Examination of the lipid panel showed nonequivalent lab results for total cholesterol, HDL-C, and LDL-C (Figure 4, A and B). To test for possible bias among testing services, we applied a Passing and Bablok regression to compare cholesterol and lipoprotein (LDL and HDL) results between Theranos and the 2 other reference laboratories. Theranos reported systematic biases toward lower test values for all 3 cholesterol components (Figure 5A). No significant differences were observed between the reference services (Figure 5B). Based on our data, total cholesterol values at 200 mg/dl showed a bias within 1.9% (95% CI, 0.8–2.4) between the 2 reference laboratories. In contrast, comparison between Theranos and the reference laboratories showed a 9.3% negative bias (95% CI, 7.9–10.7), which would exceed the CLIA TEa budget of ±10% once instrument imprecision is considered. Although TEa for HDL-C and LDL-C are not as stringent as total cholesterol, substantial negative biases exist for LDL-C (7.1% at 100 mg/dl; 95% CI, 4.9–9.9) and HDL-C (12.9% at 45 mg/dl; 95% CI, 10.0–14.9) between Theranos and the methodologies used by the other services. Although CLIA standards don’t control for bias between services, these differences highlight that greater transparency is needed for how Theranos calibrates its tests to interpret the lipid panel results properly.

Figure 4

Comparison of cholesterol labs among testing services. (A) Study population (n = 60) distributions for total cholesterol and lipoprotein components (LDL-C and HDL-C) for each of the testing services. Bean plots show the density estimates for each distribution. Thin horizontal lines represent individual values, and the thick horizontal lines reflect the mean of the population for a given testing service. (B) Kernel density estimates of the distributions for total cholesterol and lipoprotein measurements. Shaded regions indicate test result thresholds based on national lipid association guidelines: total cholesterol > 200 mg/dl, LDL-C > 100 mg/dl, and HDL-C < 45 mg/dl (22).

Figure 5

Estimation of laboratory test bias for cholesterol measurements. Bias estimated calculated using the Passing-Bablok regression (17). Blue line represents the bias across a range of values, and the shaded regions depict the 95% CI. Comparisons show the bias between 2 services. (A) Bias between Theranos low-volume results when LabCorp is the reference. (B) Bias between LabCorp and Quest.

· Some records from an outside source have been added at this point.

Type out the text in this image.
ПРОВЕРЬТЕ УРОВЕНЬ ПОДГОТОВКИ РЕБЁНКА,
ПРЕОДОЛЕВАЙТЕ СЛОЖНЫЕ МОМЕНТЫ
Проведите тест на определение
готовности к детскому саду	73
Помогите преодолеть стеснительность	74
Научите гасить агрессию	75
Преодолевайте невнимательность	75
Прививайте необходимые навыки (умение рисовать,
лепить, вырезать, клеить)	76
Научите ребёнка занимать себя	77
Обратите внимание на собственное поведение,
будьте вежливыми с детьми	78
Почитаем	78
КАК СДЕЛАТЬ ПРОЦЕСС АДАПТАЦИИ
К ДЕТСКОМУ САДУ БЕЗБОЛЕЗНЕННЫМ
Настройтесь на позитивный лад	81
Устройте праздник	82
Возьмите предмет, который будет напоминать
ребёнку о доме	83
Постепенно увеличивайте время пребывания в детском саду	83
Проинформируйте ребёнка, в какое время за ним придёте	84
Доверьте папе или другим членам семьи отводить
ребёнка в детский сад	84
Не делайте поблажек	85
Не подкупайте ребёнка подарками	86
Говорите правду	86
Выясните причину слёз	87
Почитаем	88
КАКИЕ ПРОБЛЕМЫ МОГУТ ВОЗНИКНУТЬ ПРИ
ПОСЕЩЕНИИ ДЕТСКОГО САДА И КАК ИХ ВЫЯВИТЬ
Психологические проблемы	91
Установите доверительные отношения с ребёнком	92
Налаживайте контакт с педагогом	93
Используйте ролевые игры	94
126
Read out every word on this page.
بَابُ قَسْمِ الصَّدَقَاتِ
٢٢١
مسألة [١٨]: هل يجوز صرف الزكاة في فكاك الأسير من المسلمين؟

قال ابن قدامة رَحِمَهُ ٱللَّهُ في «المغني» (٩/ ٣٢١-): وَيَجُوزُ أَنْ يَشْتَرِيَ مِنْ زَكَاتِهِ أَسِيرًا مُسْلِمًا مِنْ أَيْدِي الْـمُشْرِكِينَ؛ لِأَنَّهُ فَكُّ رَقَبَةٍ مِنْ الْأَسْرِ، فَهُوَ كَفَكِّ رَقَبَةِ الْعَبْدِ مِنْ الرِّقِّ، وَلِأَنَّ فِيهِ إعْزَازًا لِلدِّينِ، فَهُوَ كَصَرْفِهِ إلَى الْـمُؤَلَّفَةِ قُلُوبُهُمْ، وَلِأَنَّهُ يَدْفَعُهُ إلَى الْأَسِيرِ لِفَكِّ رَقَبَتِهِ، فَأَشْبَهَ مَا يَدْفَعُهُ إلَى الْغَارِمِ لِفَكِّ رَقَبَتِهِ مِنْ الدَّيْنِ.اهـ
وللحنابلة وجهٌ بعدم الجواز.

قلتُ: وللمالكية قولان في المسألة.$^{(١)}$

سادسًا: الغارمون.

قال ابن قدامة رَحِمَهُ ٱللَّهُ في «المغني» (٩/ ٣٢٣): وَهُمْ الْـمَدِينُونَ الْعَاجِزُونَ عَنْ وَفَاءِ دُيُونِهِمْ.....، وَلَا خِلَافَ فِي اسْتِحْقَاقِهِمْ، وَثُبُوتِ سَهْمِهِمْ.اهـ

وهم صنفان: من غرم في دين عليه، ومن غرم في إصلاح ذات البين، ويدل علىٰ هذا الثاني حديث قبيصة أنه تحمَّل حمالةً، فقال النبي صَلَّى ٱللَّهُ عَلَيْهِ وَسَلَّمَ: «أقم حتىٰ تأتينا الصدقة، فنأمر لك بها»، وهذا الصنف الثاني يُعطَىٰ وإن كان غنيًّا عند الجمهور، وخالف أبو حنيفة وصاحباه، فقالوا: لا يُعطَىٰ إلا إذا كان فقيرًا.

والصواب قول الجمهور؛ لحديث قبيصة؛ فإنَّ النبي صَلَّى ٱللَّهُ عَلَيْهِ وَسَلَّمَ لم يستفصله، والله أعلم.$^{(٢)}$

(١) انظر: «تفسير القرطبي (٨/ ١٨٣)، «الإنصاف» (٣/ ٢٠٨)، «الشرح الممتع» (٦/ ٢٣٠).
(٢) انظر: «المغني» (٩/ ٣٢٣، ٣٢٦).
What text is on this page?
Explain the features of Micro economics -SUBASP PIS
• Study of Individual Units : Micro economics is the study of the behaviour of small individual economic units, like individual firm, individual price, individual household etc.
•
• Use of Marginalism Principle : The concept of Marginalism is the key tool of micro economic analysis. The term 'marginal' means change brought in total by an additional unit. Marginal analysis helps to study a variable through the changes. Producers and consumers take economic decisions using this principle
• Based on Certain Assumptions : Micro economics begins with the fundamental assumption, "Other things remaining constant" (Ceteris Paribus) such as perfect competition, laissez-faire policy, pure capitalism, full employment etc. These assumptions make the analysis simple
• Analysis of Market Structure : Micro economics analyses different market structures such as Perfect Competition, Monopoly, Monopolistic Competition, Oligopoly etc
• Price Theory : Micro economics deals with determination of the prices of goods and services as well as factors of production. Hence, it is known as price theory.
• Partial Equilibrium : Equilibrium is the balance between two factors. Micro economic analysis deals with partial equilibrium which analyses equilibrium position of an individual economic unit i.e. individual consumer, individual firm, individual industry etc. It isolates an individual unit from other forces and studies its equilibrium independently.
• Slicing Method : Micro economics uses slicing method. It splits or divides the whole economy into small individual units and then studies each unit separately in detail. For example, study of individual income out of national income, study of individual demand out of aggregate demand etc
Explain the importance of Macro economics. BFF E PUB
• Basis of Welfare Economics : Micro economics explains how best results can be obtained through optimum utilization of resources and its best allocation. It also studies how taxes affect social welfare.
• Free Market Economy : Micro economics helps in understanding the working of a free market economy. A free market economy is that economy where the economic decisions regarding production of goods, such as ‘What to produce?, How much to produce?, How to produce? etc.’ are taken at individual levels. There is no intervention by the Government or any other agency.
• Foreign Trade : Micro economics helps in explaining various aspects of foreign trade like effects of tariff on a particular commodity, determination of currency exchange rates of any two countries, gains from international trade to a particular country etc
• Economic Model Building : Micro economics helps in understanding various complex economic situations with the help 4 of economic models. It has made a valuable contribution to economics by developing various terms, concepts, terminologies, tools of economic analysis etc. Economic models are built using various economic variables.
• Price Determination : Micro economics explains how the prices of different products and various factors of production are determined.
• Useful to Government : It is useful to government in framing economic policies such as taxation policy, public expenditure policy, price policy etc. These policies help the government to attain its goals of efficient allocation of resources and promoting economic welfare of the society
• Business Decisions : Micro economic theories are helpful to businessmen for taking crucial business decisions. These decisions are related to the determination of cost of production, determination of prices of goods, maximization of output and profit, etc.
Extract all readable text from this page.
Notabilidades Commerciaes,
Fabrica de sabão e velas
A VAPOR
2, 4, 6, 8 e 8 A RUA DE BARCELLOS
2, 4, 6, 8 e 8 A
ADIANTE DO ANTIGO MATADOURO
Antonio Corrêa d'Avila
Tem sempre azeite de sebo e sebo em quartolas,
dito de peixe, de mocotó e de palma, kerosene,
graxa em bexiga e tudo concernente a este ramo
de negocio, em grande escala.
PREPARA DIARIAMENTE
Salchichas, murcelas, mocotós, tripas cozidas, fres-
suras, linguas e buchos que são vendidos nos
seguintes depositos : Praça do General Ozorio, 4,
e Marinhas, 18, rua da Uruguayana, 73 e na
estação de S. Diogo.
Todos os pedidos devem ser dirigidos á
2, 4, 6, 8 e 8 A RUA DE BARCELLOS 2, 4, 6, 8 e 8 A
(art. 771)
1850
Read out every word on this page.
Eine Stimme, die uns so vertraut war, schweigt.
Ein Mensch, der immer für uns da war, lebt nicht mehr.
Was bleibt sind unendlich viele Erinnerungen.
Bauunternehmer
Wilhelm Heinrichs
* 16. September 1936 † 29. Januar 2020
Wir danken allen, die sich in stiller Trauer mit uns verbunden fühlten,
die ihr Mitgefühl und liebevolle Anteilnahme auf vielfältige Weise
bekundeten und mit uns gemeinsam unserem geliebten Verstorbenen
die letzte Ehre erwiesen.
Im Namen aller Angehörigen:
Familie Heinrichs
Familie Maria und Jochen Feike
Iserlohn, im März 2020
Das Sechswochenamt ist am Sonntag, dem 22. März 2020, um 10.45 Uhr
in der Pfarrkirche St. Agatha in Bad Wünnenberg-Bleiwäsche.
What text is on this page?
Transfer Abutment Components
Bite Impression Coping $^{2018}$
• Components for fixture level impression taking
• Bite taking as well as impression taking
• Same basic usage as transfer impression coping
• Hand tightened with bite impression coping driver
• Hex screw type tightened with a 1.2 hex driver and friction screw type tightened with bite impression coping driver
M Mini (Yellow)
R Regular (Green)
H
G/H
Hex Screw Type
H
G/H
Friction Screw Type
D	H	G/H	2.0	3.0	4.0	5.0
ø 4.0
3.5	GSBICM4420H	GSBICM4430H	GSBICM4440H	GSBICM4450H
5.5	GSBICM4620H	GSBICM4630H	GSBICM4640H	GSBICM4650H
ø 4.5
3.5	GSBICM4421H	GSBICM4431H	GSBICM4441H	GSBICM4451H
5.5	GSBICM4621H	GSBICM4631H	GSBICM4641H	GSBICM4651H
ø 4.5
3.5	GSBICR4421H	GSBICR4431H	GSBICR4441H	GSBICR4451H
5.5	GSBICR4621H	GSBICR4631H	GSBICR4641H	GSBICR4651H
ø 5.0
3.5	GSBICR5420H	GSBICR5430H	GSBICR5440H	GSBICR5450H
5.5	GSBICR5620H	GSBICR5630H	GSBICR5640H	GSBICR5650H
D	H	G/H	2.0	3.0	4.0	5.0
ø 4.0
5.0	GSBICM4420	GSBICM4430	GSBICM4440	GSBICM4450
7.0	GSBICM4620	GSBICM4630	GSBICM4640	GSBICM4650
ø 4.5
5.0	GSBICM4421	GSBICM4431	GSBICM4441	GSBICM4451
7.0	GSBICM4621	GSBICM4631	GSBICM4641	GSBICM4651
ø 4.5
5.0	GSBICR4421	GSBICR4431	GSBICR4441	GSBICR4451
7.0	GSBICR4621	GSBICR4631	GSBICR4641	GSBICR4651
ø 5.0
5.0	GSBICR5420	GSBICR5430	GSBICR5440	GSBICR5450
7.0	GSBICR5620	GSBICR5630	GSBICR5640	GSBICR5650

Intersubject and interservice variability dominate lab test results. This study of lab tests collected from healthy adults found an unexpected degree of variability within and among testing services. Our study design allowed us to determine the magnitude and sources of variation in our cohort. Specifically, we examined 4 sources of variability that are primary factors for medical decisions: subject, testing service, collection time, and technical reproducibility. Although individuals constitute the largest source of variability, testing services also markedly influence lab results (Figure 6). Five lab tests showed substantial interservice variability (≥19% of the observed variance), and we found the interlab variance was greater than the intersubject variance for RDW and MCHC (52% and 95% CI, 49%–54%; 66% and 95% CI, 64%–69%, of the overall variance, respectively). Tests with large interservice variability were surprising, given that the blood collection times were exactly matched for LabCorp and Quest and closely matched for Theranos (i.e., finger prick occurred within 90 minutes of venipuncture for 90% of subjects).

Figure 6

Sources of lab test variability. Percent of the variability explained by each component of the LMM (testing service, subject, blood collection time, and “other”, i.e., residuals, unexplained by other covariates). Subject variability — not shown explicitly — makes up the remaining difference from 100% (e.g., MCHC = 23%, hs-CRP = 98%). The interservice variability can also be interpreted in terms of the intraclass correlation. For example, consider the lab test for MCHC. Variation across testing service explains 65% of the overall observed variance. This result is equivalent to saying that, after correcting for the effects of subject and collection time, the correlation between samples from different services is 65%.

Despite controlling eating and physical activity of subjects, we found systematic differences between measurements collected at early versus late time points — 1 and 2 versus 3 and 4 — in 13 of the 22 lab tests (P < 0.002). Serum phosphorus levels, wbc counts, and counts of leukocyte subsets were significantly higher in the late collection, whereas serum uric acid levels, total cholesterol, HDL-C, bilirubin levels, rbc counts, and rbc characteristics (e.g., hemoglobin [Hgb], hematocrit [Hct], and RDW) were higher at early collection times. To determine the relationship between service and time on the reported test results, we examined both factors independently, as well as their interaction. We found no significant association with the interaction term in all of the lab tests except for 2 — MCV and MCHC. Together, these results show that both service and collection time are associated with test results; however, their influence is largely independent.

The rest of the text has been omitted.